Measurment Handling

Created on Mon May 31 13:08:01 2021

@author: WET2RNG

class softsensor.meas_handling.Meas_handling(train_dfs, train_names, input_sensors, output_sensors, fs, test_dfs=None, test_names=None, pre_comp_cols=None)[source]

Measurement handling class that can be used for the whole data preprocessing

Parameters:
  • train_dfs (List of pd.DataFrames) – List of pd.DataFrame for every Measurement used as Training data for subsequent models.

  • train_names (List of str) – List of Track Names corresponding to the train_dfs.
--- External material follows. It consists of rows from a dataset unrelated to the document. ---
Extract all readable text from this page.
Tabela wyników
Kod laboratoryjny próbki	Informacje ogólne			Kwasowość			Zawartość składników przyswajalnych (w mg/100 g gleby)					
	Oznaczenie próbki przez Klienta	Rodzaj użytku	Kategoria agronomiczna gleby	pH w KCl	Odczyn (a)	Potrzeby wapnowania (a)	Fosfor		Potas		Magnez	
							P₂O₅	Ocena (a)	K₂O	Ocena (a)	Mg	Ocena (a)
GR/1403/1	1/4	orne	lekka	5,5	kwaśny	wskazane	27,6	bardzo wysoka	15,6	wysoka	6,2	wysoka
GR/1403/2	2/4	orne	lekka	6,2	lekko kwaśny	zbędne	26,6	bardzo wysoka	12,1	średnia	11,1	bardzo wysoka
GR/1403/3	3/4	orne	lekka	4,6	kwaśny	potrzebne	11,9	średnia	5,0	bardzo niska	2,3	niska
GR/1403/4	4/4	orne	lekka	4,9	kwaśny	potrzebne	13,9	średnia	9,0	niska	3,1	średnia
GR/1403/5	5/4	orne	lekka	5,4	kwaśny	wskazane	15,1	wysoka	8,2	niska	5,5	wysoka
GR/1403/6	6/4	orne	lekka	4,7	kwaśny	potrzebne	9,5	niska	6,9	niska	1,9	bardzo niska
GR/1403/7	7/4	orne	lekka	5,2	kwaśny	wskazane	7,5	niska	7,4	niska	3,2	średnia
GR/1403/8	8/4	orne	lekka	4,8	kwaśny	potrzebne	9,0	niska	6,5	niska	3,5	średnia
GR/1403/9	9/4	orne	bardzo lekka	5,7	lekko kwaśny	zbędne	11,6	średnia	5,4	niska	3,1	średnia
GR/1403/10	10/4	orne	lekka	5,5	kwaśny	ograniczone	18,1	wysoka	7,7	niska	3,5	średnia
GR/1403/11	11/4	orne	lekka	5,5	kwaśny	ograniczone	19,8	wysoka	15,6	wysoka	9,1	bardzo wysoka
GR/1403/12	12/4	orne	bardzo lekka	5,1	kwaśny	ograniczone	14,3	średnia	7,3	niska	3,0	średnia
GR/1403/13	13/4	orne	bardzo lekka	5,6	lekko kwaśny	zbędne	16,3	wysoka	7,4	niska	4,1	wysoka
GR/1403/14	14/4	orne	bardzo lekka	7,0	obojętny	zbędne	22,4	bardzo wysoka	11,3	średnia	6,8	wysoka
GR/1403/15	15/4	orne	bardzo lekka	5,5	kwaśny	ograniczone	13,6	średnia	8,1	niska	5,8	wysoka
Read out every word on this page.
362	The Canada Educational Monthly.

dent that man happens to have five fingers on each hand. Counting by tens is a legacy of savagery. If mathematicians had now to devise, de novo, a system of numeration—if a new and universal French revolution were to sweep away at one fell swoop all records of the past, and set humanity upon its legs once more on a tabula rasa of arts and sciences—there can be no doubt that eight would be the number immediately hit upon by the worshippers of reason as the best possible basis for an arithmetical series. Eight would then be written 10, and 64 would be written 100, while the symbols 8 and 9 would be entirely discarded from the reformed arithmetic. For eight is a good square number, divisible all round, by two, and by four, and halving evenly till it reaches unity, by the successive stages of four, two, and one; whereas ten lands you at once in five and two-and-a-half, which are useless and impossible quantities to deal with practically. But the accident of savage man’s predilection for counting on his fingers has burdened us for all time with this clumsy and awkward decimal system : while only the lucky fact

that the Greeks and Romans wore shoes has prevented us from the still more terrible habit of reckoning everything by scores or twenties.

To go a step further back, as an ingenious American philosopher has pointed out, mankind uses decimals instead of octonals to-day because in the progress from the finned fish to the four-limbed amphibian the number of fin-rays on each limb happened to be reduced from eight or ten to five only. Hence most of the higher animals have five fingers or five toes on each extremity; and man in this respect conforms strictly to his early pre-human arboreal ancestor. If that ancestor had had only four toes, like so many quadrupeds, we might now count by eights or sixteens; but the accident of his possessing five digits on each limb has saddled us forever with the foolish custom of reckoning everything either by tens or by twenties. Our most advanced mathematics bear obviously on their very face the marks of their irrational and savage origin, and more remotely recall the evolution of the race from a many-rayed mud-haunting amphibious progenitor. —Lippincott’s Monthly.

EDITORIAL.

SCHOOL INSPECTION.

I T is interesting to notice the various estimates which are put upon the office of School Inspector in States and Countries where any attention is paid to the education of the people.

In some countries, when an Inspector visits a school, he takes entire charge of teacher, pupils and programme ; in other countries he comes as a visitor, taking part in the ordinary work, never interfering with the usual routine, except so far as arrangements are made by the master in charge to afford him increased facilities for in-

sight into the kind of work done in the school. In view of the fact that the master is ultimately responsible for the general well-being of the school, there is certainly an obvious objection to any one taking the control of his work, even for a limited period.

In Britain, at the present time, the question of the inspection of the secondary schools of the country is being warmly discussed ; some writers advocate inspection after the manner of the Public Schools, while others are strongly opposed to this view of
Need to have the same length as train_dfs

  • input_sensors (List of str) – Input sensors for the subsequent models, The order of the str defines the order in which the data is present inside the loader

  • output_sensors (List of str) – Output sensors for the subsequent models, The order of of the str defines the order in which the data is present inside the loader

  • fs (int) – sample frequency.

  • test_dfs (List of pd.DataFrames, optional) – List of pd.DataFrame for every Measurement used as Testing data for subsequent models. The default is None

  • test_names (List of str, optional) – List of Track Names corresponding to the test_dfs. Need to have the same length as test_dfs. The default is None

  • pre_comp_cols (List of str, optional) – Defines wheather and which a precomputed solution is in the dataset. Precomputed solutions might be helpfull in certain training tasks The default is None

Return type:

None.

Examples

Define a Measurment Handling class

>>> import softsensor.meas_handling as ms
>>> import pandas as pd
>>> import numpy as np
>>> t = np.linspace(0, 1.0, 10001)
>>> xlow = np.sin(2 * np.pi * 100 * t)
>>> xhigh = 0.2 * np.sin(2 * np.pi * 3000 * t)
>>> d = {'sine_inp': xlow + .1 * xhigh,
         'cos_inp': np.cos(2 * np.pi * 50 * t),
         'out': np.linspace(0, 1.0, 10001)}
>>> t = np.linspace(0, 1.0, 10001)
>>> test_df = {'sine_inp': 10*xlow + .1 * xhigh,
               'cos_inp': np.cos(2 * np.pi * 50 * t),
               'out': np.linspace(0, 1.0, 10001)}
>>> handler = ms.Meas_handling([pd.DataFrame(d, index=t), pd.DataFrame(d, index=t)],
                            ['sine1', 'sine2'],
                            ['sine_inp', 'cos_inp'], ['out'], 10000,
                            [pd.DataFrame(test_df, index=t)], ['test'])
Scale(scaler=StandardScaler(), predef_scaler=False)[source]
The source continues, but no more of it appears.